The CEO said the current situation had validated his long-held strategy that it was better to raise cash during the good times, as Serko did last year as Booking.com took its cornerstone stake and it increased its cash balance from $15.7m to $43.2m.
"Cash is more important than your mother," Grafton said.
Thanks to expansion around the time of its Booking.com deal, Serko actually finished FY2020 with 233 staff, or 60 more than it started, although Grafton said it did cull contractors, among other cost-cutting measures.
The Serko chief executive acknowledged the "new normal" had benefits for some. His own company's productivity had "skyrocketed" during the lockdown, then a hybrid home/office model.
But he added that the nascent recovery in bookings this month showed that people would always want face-to-face meetings in the mix.
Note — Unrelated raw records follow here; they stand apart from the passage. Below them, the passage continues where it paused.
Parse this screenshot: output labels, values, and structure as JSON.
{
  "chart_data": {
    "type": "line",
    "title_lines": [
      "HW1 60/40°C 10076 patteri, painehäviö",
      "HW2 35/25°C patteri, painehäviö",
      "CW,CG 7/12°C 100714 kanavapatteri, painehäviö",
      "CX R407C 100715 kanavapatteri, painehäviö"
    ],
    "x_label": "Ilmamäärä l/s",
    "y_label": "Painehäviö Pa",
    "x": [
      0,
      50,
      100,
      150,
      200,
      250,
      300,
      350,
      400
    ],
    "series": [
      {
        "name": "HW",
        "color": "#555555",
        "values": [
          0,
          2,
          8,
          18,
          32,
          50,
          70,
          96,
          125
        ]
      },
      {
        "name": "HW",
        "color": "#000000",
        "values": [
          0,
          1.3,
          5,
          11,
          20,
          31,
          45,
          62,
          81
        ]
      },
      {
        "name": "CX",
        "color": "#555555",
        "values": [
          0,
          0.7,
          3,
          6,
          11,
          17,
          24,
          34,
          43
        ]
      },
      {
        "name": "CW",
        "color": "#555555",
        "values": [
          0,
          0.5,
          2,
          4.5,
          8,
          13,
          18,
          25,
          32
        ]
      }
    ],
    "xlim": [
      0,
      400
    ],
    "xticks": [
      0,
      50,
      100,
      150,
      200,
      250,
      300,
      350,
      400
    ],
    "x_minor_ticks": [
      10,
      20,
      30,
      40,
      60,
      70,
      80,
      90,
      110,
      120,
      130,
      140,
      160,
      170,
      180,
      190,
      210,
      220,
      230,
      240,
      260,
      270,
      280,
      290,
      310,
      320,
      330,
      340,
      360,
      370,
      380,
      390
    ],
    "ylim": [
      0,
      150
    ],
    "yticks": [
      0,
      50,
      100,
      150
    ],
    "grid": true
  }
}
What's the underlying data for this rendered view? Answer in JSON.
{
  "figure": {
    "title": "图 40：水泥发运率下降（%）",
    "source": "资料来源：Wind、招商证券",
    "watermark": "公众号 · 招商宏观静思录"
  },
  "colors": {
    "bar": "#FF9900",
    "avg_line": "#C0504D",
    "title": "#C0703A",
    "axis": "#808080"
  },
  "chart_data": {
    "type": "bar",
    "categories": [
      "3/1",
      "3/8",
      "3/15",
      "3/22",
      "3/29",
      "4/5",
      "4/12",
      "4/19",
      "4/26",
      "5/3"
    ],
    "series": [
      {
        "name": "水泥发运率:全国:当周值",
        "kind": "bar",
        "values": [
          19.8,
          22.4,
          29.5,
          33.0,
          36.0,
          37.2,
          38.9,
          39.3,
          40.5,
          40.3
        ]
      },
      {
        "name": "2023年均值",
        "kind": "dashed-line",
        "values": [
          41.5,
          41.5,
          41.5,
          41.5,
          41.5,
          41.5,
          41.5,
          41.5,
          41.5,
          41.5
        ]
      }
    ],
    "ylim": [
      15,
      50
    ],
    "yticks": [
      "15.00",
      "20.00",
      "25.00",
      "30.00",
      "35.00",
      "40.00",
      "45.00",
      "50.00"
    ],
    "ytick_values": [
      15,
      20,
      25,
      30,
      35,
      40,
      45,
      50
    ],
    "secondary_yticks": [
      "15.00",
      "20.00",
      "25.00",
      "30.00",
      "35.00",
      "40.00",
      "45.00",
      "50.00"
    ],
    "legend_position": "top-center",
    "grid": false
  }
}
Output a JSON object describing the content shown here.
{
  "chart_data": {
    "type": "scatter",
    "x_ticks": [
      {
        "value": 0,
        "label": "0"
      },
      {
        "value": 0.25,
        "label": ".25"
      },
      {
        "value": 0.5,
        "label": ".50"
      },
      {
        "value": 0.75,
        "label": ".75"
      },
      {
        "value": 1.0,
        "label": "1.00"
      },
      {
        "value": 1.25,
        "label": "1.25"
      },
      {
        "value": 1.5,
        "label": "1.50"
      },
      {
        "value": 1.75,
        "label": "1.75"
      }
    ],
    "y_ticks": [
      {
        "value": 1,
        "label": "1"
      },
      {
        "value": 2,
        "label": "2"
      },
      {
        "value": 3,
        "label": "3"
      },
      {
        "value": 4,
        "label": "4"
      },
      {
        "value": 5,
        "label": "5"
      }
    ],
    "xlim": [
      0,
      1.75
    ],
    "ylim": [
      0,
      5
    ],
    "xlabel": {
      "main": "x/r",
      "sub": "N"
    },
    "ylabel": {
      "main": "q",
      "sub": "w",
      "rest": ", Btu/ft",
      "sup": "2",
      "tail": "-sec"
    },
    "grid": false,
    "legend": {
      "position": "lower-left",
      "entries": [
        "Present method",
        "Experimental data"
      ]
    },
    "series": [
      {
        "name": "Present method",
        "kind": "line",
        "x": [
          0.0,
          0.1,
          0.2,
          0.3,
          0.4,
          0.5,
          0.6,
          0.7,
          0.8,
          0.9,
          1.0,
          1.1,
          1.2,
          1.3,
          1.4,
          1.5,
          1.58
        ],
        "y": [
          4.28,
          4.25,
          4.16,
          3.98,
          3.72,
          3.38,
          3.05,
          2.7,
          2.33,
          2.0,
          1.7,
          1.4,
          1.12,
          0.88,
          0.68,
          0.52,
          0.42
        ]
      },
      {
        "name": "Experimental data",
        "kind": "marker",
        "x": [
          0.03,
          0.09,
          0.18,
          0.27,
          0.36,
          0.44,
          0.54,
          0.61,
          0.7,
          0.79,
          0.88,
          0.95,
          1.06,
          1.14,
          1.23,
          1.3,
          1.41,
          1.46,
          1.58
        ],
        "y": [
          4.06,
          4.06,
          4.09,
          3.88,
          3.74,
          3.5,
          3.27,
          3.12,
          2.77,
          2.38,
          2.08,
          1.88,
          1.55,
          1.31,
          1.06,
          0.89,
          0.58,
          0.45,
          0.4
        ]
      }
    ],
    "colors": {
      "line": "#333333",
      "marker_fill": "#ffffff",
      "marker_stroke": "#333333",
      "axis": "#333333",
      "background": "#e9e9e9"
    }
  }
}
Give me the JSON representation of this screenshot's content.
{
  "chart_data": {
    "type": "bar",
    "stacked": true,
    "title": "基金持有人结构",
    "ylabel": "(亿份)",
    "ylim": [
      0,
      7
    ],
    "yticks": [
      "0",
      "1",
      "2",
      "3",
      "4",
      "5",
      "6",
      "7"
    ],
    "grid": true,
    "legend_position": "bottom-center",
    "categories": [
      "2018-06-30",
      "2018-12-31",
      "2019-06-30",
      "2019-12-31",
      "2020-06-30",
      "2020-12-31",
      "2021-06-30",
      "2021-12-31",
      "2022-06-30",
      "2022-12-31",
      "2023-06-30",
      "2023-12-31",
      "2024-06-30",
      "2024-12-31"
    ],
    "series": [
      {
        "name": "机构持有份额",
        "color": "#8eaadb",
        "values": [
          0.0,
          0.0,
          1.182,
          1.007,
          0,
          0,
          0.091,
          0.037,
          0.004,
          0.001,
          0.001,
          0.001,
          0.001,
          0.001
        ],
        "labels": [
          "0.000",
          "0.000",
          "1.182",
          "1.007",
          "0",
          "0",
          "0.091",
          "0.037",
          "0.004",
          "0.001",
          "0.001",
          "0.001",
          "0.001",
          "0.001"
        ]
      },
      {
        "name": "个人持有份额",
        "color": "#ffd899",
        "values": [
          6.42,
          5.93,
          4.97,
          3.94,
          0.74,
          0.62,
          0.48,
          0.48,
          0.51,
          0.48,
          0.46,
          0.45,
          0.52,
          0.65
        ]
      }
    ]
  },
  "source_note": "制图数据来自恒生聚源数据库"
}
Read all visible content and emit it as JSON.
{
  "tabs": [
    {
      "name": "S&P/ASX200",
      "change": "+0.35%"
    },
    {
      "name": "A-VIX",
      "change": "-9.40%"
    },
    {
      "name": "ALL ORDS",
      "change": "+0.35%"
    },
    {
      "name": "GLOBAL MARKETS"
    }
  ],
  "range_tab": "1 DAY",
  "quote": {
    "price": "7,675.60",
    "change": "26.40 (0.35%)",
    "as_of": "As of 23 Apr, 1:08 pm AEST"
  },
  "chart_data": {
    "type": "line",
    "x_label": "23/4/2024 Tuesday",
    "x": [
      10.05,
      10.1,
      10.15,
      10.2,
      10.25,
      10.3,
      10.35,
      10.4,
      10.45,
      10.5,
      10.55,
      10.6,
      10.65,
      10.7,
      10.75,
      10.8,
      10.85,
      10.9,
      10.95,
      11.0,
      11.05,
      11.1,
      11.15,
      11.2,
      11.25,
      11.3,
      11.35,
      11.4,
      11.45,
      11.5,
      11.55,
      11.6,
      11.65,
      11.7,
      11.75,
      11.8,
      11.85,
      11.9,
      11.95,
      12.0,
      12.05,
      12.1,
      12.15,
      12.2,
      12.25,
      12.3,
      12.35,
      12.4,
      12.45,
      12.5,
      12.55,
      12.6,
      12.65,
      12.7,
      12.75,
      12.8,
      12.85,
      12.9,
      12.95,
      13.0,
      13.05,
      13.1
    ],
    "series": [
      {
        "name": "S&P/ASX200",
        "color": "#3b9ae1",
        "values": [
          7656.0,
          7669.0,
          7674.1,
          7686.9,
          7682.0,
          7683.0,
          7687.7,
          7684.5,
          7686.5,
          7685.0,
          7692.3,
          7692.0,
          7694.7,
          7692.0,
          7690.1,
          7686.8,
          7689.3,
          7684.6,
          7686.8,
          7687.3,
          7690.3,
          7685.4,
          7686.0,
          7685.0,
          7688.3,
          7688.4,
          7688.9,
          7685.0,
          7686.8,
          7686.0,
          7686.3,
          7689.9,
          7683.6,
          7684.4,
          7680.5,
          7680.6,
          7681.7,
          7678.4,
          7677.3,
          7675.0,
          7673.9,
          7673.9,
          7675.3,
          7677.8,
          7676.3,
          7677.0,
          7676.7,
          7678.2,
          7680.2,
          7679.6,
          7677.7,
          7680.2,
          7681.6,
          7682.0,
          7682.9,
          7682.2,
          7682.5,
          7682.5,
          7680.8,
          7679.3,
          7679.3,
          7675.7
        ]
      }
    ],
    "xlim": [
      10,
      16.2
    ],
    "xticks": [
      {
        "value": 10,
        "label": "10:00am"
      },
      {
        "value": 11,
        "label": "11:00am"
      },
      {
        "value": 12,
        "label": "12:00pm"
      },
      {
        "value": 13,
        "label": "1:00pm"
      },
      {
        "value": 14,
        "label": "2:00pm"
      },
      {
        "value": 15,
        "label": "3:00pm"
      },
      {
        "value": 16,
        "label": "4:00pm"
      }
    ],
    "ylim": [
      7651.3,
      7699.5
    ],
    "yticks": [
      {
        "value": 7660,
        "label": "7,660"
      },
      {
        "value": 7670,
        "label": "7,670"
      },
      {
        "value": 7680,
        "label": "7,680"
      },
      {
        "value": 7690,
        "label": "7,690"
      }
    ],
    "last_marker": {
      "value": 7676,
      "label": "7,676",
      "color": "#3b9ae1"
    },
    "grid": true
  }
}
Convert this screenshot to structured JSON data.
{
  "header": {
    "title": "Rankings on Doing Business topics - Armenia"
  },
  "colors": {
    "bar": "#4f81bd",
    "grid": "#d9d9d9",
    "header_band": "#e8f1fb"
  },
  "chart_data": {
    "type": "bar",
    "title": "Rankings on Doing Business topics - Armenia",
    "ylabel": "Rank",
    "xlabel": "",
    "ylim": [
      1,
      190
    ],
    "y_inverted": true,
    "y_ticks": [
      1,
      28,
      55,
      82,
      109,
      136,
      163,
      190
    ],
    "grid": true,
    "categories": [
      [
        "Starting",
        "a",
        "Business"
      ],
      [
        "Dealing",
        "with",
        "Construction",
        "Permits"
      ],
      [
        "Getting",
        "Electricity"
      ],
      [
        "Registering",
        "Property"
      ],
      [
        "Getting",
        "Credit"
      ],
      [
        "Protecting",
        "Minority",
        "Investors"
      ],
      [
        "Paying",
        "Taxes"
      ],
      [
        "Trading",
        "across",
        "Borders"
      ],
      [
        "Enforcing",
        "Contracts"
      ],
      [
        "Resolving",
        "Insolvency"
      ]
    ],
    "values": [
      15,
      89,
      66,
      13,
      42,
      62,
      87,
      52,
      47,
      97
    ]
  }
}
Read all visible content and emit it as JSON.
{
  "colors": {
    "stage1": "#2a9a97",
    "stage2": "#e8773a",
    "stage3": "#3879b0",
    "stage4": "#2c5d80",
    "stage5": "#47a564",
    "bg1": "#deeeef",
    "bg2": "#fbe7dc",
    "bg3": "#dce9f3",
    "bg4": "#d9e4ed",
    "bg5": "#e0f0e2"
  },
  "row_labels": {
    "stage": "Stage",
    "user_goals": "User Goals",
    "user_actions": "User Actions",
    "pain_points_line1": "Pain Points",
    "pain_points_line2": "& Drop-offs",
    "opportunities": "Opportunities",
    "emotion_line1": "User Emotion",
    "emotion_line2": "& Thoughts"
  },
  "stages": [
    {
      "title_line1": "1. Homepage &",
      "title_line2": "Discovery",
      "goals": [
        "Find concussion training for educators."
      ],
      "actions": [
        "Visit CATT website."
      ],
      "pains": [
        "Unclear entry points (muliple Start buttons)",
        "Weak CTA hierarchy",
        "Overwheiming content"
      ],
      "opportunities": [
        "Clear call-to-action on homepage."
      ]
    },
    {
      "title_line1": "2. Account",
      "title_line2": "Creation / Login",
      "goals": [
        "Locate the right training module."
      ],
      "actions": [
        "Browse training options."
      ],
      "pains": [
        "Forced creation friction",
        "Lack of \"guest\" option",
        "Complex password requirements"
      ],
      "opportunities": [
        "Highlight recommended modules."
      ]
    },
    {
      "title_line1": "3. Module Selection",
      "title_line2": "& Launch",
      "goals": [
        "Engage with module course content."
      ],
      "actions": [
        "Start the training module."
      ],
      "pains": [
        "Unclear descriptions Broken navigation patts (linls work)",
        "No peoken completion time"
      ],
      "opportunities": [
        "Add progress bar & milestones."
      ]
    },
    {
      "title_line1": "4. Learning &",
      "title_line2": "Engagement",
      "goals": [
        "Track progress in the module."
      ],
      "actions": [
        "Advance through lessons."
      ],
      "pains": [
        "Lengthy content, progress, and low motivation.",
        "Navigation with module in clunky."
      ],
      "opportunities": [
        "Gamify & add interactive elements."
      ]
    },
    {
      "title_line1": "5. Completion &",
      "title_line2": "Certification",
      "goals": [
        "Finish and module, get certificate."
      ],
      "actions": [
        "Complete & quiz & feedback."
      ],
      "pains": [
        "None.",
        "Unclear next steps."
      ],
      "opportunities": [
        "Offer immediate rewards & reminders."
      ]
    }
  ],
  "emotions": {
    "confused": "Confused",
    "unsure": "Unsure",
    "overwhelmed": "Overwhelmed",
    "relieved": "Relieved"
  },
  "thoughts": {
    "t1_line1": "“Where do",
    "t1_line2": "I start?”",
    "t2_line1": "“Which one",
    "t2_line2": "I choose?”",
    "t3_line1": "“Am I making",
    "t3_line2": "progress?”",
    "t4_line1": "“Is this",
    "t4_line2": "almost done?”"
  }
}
He saw Zoom fatigue setting in, and said there was no substitute for the subtle reactions you pick up in real-life, or the creativity of a collaborate whiteboarding session.
Another silver lining to the grim Covid cloud: Grafton says those who do travel now prefer a single booking service, like Serko, for tighter management and expense control.
The Air New Zealand credits-over-refunds policy is also keeping his company busy. Grafton said his company was helping one travel reseller manage some $16m in credits.
Work with Booking.com on a "white label" version of Serko's Zeno online booking platform - marketed as Booking.com for Business - also continued. Booking.com for Business was launched for the UK and Ireland during May.